Six years after Hugh Finn died a very public death in a Manassas nursing home amid a bitter family dispute, his wife and his brother watch the developments in the Terri Schiavo case and see that their fight did not change anything.
Michele Finn and her husband's brother, Edward, were on opposite sides of the decision to remove Finn's feeding tube, but they both thought that his death might bring about some change.
Frank Nuar and others pray for Hugh Finn outside Annaburg Manor nursing home in Manassas. Finn's case sparked a political furor.
(1998 Photo Tyler Mallory For The Washington Post)
"When this happened to me," Michele Finn said, "I thought and hoped that it would send a message to government to stay out of these decisions, these very heart-wrenching decisions. It is very disappointing to me that this has gotten up to Congress the way it did over the weekend."
Hugh Finn's brother, Edward, who disagreed with his sister-in-law's decision to withdraw the feeding tube, said his family lives with the circumstances of his brother's death every day.
"The Schiavo case and my brother's case are identical," he said. He said he thought the issues raised by his brother's death might have resulted in new laws proposed by politicians who opposed Finn's feeding tube being removed.
"It hasn't had any impact at all," he said. The Schiavo case, he said, "is the exact same case, different bodies, six years later.

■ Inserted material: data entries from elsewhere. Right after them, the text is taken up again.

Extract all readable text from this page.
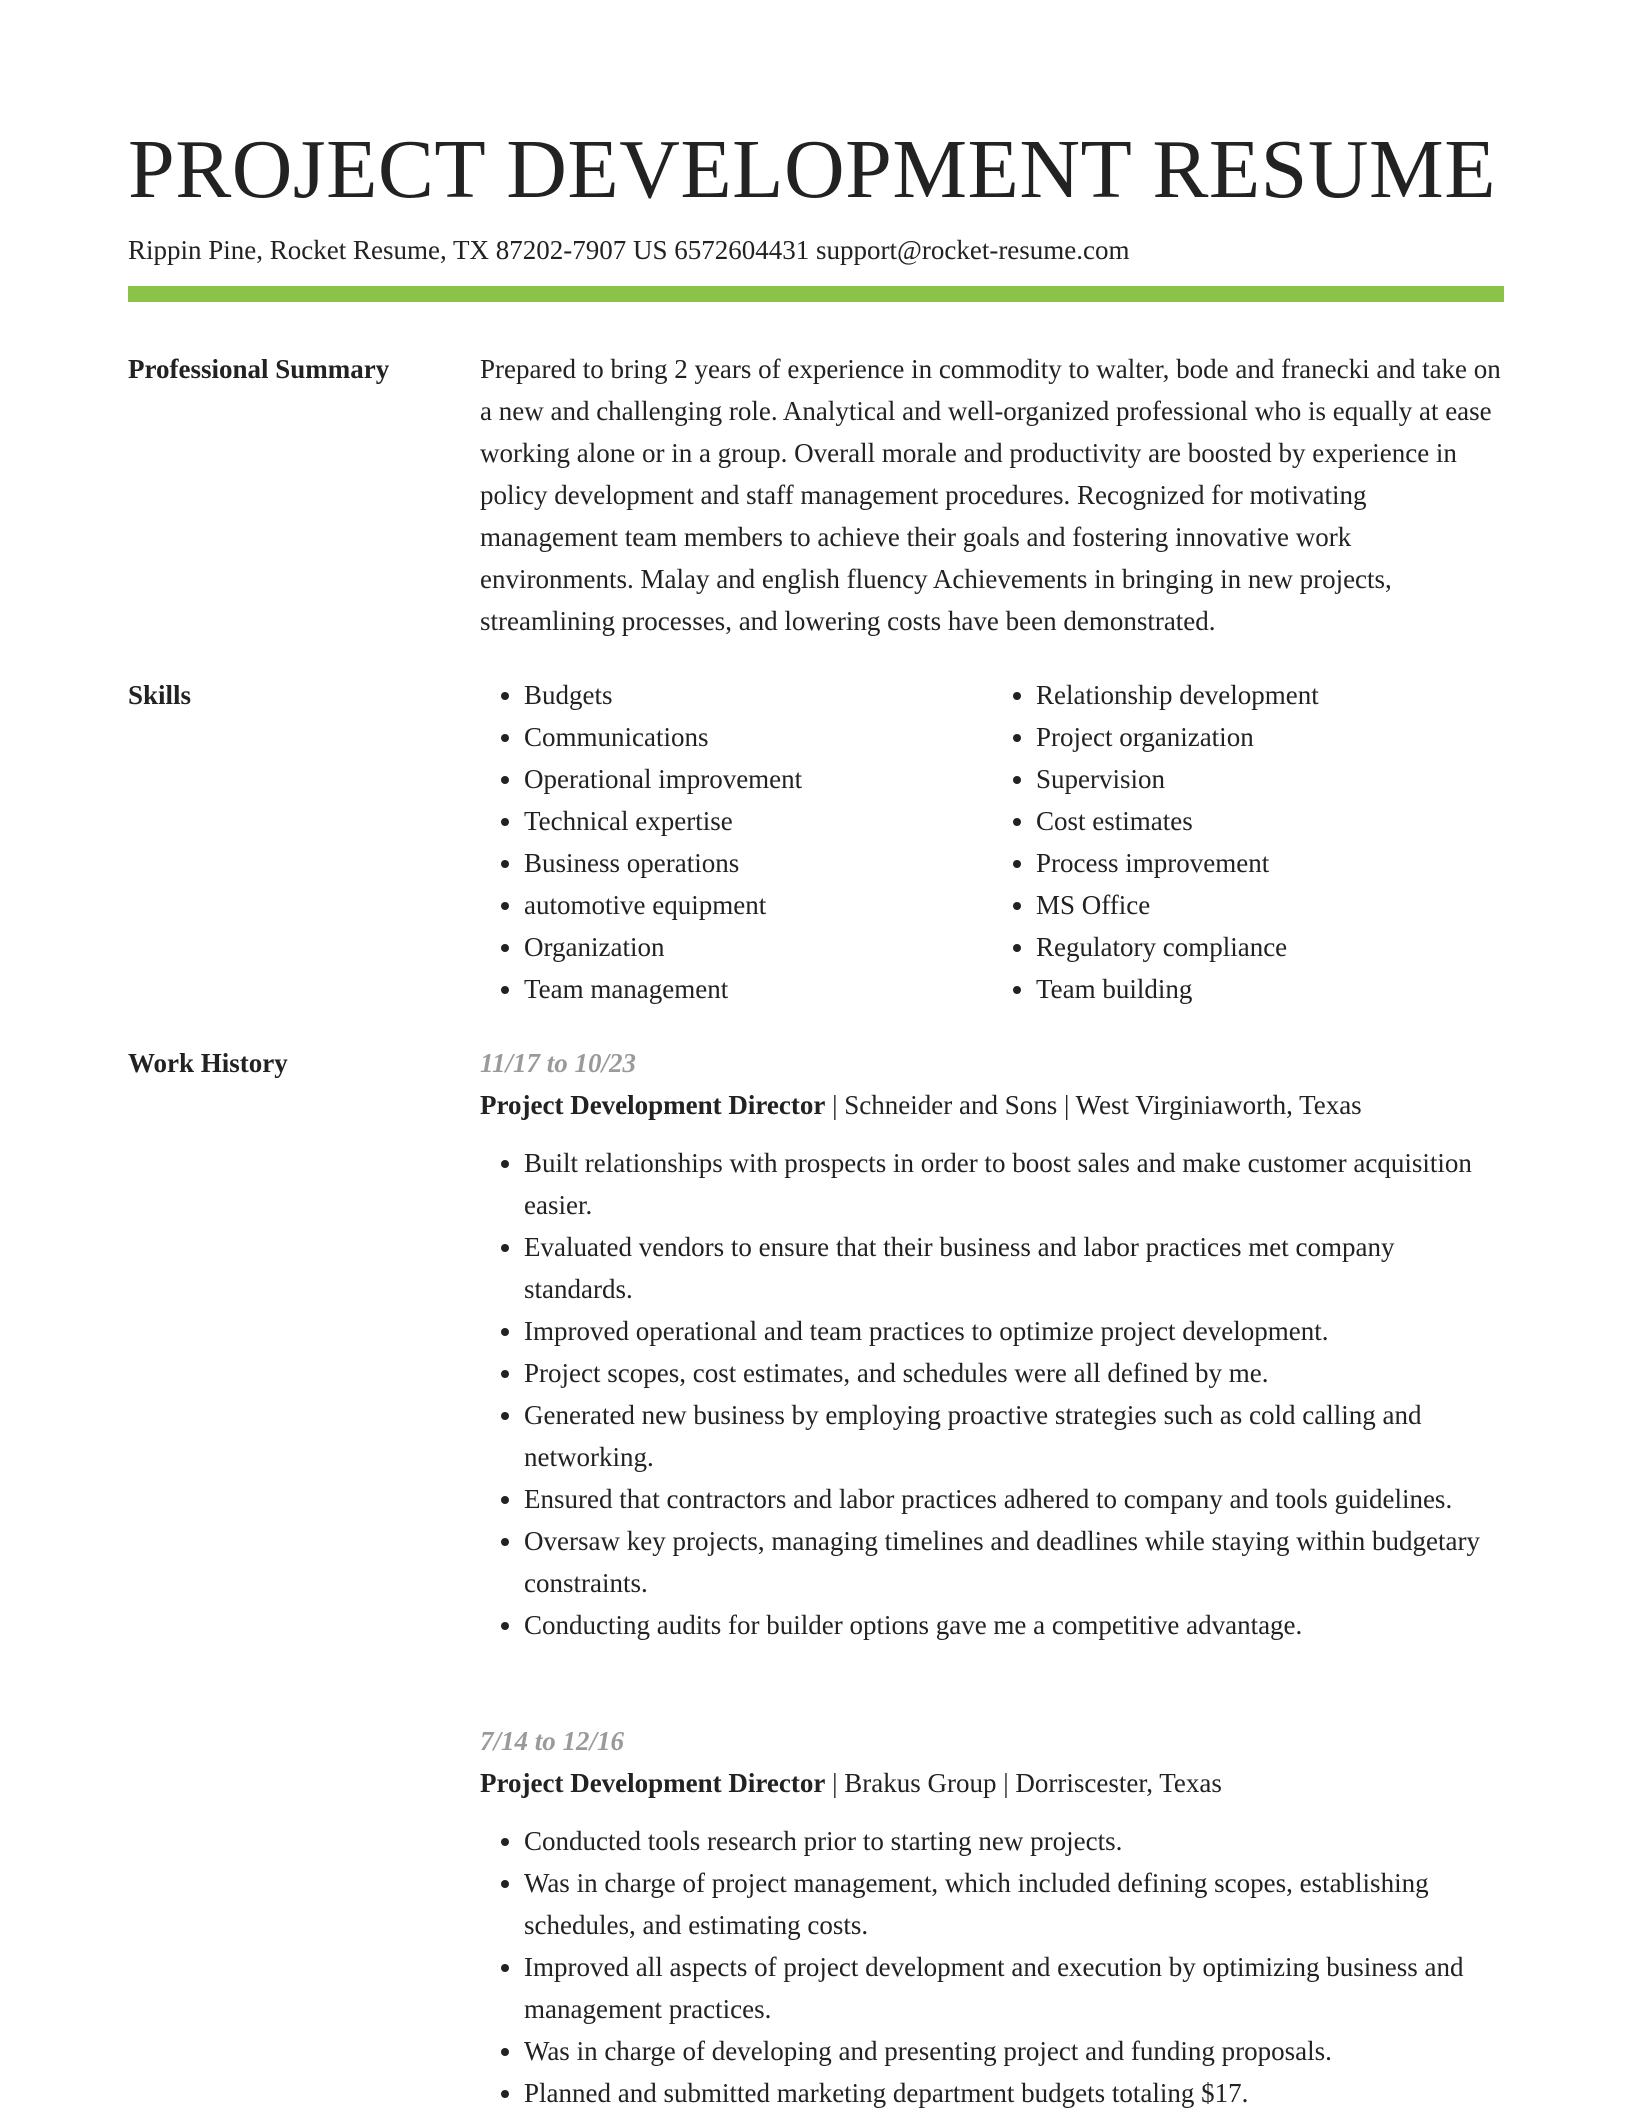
PROJECT DEVELOPMENT RESUME
Rippin Pine, Rocket Resume, TX 87202-7907 US 6572604431 support@rocket-resume.com
Professional Summary	Prepared to bring 2 years of experience in commodity to walter, bode and franecki and take on a new and challenging role. Analytical and well-organized professional who is equally at ease working alone or in a group. Overall morale and productivity are boosted by experience in policy development and staff management procedures. Recognized for motivating management team members to achieve their goals and fostering innovative work environments. Malay and english fluency Achievements in bringing in new projects, streamlining processes, and lowering costs have been demonstrated.

Skills
•	Budgets
• Communications
• Operational improvement
• Technical expertise
• Business operations
• automotive equipment
• Organization
• Team management
• Relationship development
• Project organization
• Supervision
• Cost estimates
• Process improvement
• MS Office
• Regulatory compliance
• Team building
Work History	11/17 to 10/23
Project Development Director | Schneider and Sons | West Virginiaworth, Texas
• Built relationships with prospects in order to boost sales and make customer acquisition easier.
• Evaluated vendors to ensure that their business and labor practices met company standards.
• Improved operational and team practices to optimize project development.
• Project scopes, cost estimates, and schedules were all defined by me.
• Generated new business by employing proactive strategies such as cold calling and networking.
• Ensured that contractors and labor practices adhered to company and tools guidelines.
• Oversaw key projects, managing timelines and deadlines while staying within budgetary constraints.
• Conducting audits for builder options gave me a competitive advantage.
7/14 to 12/16
Project Development Director | Brakus Group | Dorriscester, Texas
• Conducted tools research prior to starting new projects.
• Was in charge of project management, which included defining scopes, establishing schedules, and estimating costs.
• Improved all aspects of project development and execution by optimizing business and management practices.
• Was in charge of developing and presenting project and funding proposals.
• Planned and submitted marketing department budgets totaling $17.
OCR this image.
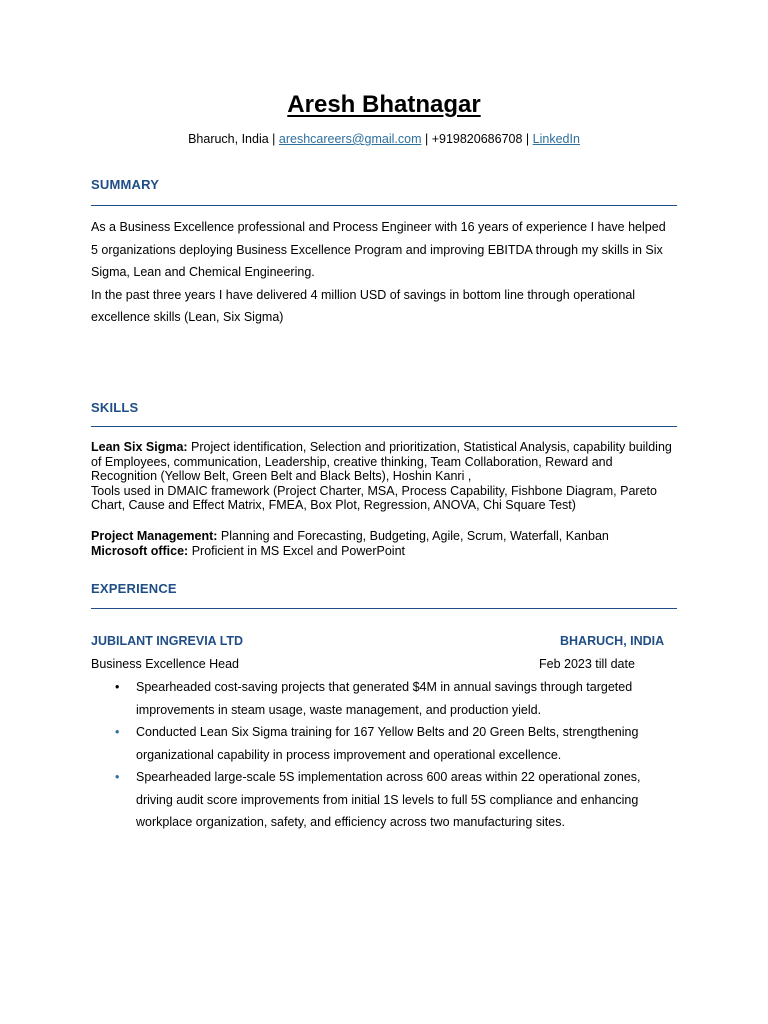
Aresh Bhatnagar
Bharuch, India | areshcareers@gmail.com | +919820686708 | LinkedIn
SUMMARY
As a Business Excellence professional and Process Engineer with 16 years of experience I have helped
5 organizations deploying Business Excellence Program and improving EBITDA through my skills in Six
Sigma, Lean and Chemical Engineering.
In the past three years I have delivered 4 million USD of savings in bottom line through operational
excellence skills (Lean, Six Sigma)
SKILLS
Lean Six Sigma: Project identification, Selection and prioritization, Statistical Analysis, capability building
of Employees, communication, Leadership, creative thinking, Team Collaboration, Reward and
Recognition (Yellow Belt, Green Belt and Black Belts), Hoshin Kanri ,
Tools used in DMAIC framework (Project Charter, MSA, Process Capability, Fishbone Diagram, Pareto
Chart, Cause and Effect Matrix, FMEA, Box Plot, Regression, ANOVA, Chi Square Test)
Project Management: Planning and Forecasting, Budgeting, Agile, Scrum, Waterfall, Kanban
Microsoft office: Proficient in MS Excel and PowerPoint
EXPERIENCE
JUBILANT INGREVIA LTD	BHARUCH, INDIA
Business Excellence Head	Feb 2023 till date
• Spearheaded cost-saving projects that generated $4M in annual savings through targeted
improvements in steam usage, waste management, and production yield.
• Conducted Lean Six Sigma training for 167 Yellow Belts and 20 Green Belts, strengthening
organizational capability in process improvement and operational excellence.
• Spearheaded large-scale 5S implementation across 600 areas within 22 operational zones,
driving audit score improvements from initial 1S levels to full 5S compliance and enhancing
workplace organization, safety, and efficiency across two manufacturing sites.
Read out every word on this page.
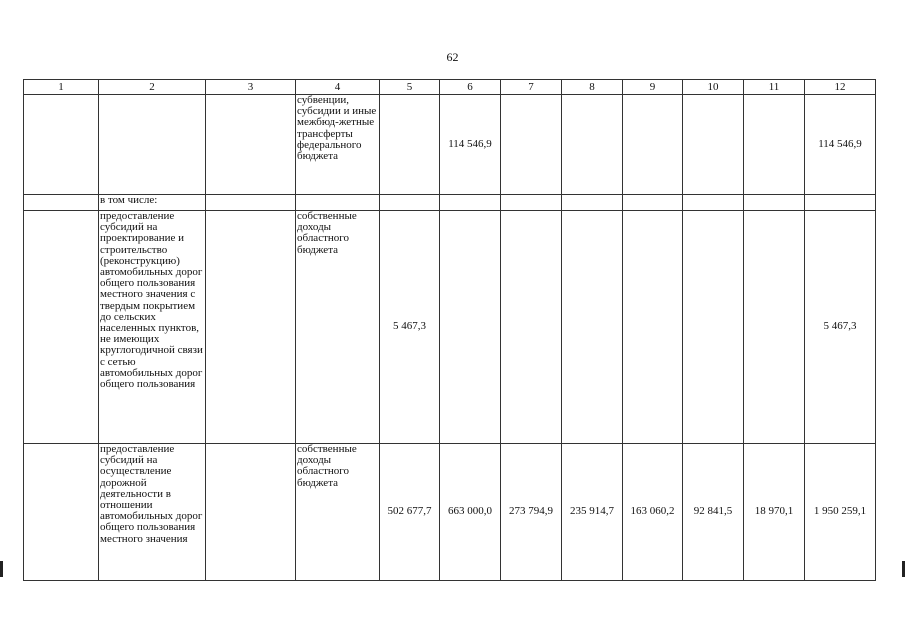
62
1	2	3	4	5	6	7	8	9	10	11	12
			субвенции, субсидии и иные межбюд-жетные трансферты федерального бюджета		114 546,9						114 546,9
	в том числе:										
	предоставление субсидий на проектирование и строительство (реконструкцию) автомобильных дорог общего пользования местного значения с твердым покрытием до сельских населенных пунктов, не имеющих круглогодичной связи с сетью автомобильных дорог общего пользования		собственные доходы областного бюджета	5 467,3							5 467,3
	предоставление субсидий на осуществление дорожной деятельности в отношении автомобильных дорог общего пользования местного значения		собственные доходы областного бюджета	502 677,7	663 000,0	273 794,9	235 914,7	163 060,2	92 841,5	18 970,1	1 950 259,1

They are going through the exact same thing, and I can tell you from the experience I had that she is going to end up dead in six days. . . . They tell you it is a painless death, and they make it comfortable and all that. But it is not. It is painful as hell."
In 1998, Finn, 44, was in a Manassas nursing home. Doctors described his condition as a persistent vegetative state, and his wife, acting on his wishes, made the decision to remove his feeding tube.
Her decision set off a family battle that escalated when Finn's parents and brothers tried to stop her in court. When the court ruled in favor of Michele Finn, Virginia Gov. James S. Gilmore III (R) decided to intervene. He filed a motion in state court seeking to stop the withdrawal of Finn's feeding tube. The motion was denied, and Gilmore appealed the ruling to the state Supreme Court, which rejected his appeal.
The former governor said he would follow the same course today.
"I was trying to take a timeout," Gilmore said yesterday, "but sadly enough, that became lost, because it became a political football."
Finn died Oct. 9, 1998. At his funeral, Michele and her husband's family attempted to reconcile. But today the scars are still there, the emotions once again rekindled by the Schiavo case.
"I just feel very fortunate that I only went through the process for about a six-month period," Finn said in a telephone interview from her home outside Louisville. "I can't imagine going through this for the amount of time the Schiavo family has."
When it comes to life-and-death decisions, arguments are largely based on emotion rather than the law, said Jonathan Turley, a law professor at George Washington University Law School.
"The thing is," Turley said, "I have never seen such a disconnect between the political rhetoric and the legal reality as in this case. I have gotten a lot of calls from members of Congress, including two who were on the floor [Sunday] night, and it is striking how little appreciation there is for the law. The law is relatively clear in this area."